Hudson: Sampson, Chittenden & Crowwell, August 17, 1802.

Price: $950.00


About the item

8pp. Hamilton's letter appearing on the second page. Quarto. Disbound. Near fine.

Item #338515

Hamilton's Letter to the Editor – one of very few such newspaper letters which appeared under his own name and not a pseudonym – was first published in the Evening Post, responding to the baseless charges of John Wood in his History of the Administration of John Adams. Wood had revived a falsehood first suggested by William Gordon in his history of the American Revolution, which suggested that Lafayette and Washington had ordered Hamilton to execute captured British soldiers following the surrender at Yorktown.
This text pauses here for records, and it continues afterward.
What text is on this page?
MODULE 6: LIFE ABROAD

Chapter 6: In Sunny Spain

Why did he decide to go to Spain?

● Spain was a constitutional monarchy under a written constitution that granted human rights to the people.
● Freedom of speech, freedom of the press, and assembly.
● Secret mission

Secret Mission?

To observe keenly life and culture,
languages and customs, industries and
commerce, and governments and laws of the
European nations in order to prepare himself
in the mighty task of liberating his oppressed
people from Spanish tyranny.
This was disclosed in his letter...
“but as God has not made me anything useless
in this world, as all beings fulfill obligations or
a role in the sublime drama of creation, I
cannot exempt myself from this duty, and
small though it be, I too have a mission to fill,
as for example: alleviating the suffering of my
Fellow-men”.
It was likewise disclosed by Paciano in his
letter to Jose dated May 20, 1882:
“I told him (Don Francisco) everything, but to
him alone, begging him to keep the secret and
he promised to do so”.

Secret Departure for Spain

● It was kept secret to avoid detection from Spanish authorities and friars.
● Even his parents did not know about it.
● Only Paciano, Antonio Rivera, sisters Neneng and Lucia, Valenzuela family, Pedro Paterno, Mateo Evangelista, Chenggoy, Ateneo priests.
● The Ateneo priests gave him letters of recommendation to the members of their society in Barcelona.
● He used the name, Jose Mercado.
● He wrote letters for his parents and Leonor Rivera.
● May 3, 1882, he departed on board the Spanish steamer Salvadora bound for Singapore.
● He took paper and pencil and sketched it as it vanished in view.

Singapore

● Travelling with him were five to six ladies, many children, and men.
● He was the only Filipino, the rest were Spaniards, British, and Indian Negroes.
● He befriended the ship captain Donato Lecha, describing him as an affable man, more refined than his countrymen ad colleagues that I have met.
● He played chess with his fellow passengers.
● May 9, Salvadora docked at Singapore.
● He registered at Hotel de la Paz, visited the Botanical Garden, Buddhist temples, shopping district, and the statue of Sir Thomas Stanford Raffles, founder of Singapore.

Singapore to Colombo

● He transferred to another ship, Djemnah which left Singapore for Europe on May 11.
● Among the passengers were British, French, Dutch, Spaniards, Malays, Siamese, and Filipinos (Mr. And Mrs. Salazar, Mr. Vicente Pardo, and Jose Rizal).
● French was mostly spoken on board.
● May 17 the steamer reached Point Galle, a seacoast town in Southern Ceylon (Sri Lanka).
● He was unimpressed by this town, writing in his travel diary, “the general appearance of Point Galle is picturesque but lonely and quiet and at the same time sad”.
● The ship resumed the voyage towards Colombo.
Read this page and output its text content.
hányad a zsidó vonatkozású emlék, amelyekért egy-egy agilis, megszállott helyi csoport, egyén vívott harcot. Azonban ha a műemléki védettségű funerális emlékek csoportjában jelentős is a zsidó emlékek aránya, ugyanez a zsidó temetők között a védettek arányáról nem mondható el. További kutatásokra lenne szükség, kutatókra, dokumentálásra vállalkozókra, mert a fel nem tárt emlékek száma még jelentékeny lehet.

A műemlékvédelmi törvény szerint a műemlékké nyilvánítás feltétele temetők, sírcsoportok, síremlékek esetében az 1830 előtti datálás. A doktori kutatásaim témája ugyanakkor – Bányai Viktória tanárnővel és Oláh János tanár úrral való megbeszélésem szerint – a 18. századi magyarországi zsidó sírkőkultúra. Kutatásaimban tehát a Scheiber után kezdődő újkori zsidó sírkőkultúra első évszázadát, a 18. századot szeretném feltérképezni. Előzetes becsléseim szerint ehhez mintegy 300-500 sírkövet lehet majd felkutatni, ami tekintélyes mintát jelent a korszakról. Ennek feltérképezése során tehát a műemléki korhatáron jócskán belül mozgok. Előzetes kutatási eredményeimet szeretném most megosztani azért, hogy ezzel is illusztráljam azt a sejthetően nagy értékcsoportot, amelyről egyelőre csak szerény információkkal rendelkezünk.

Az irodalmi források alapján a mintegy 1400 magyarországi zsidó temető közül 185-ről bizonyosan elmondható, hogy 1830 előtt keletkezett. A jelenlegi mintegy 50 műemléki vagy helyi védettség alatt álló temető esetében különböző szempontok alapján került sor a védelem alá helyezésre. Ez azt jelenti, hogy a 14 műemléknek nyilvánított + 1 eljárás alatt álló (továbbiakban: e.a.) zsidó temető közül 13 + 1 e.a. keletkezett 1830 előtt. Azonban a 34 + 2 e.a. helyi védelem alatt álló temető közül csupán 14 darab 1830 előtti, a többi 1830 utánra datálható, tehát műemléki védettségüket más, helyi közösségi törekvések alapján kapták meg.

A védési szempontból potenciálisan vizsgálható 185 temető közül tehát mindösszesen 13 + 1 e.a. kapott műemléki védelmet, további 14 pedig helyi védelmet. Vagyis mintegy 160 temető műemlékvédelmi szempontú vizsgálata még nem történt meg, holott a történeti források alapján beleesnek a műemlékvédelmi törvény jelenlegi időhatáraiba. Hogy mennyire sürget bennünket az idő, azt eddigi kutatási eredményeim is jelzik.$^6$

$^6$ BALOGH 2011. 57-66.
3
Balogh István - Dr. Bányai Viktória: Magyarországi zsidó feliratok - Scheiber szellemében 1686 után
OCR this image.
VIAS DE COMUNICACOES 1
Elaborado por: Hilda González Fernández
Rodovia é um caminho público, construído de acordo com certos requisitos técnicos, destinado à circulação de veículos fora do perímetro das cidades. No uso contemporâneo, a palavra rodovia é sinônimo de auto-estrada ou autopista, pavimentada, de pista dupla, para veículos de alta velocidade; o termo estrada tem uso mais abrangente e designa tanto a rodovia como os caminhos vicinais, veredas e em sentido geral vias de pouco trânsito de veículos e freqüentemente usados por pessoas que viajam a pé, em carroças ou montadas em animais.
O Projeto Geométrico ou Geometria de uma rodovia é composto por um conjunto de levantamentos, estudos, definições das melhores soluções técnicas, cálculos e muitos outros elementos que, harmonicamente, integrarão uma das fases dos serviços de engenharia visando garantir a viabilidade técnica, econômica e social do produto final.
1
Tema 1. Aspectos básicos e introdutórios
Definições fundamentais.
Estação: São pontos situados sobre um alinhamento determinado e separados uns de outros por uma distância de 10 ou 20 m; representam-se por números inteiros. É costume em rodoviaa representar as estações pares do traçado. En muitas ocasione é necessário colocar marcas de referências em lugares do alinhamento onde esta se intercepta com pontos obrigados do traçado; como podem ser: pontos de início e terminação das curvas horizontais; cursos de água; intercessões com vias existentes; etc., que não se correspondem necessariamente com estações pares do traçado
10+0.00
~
Hamilton writes: "Finding that a story long since propagated under circumstances, which it was expected would soon consign it to oblivion, (and by which I have been complimented at the expence of Generals Washington and La Fayette) has of late been revived and has acquired a degree of importance by being repeated in different publications as well as in Europe as America—it becomes a duty to counteract its currency and influence by an explicit disavowal. The story imports in substance, that General La Fayette, with the approbation or connivance of General Washington, ordered me, as the officer who was to command the attack on a British redoubt, in the course of the siege of York-Town, to put to death all those of the enemy who should happen to be taken in the redoubt; and that through motives of humanity I forbore to execute the order. Positively and unequivocally I declare, that no such nor similar order, nor any intimation nor hint resembling it, was ever by me received or understood to have been given. It is needless to enter into an explanation of some occurrences on the occasion alluded to, which may be conjectured to have given rise to the calumny. It is enough to say that they were entirely unconnected with any act of either of the Generals who have been accused."

This issue of the newspaper also includes a small extract of a letter by Thomas Jefferson regarding Thomas Paine.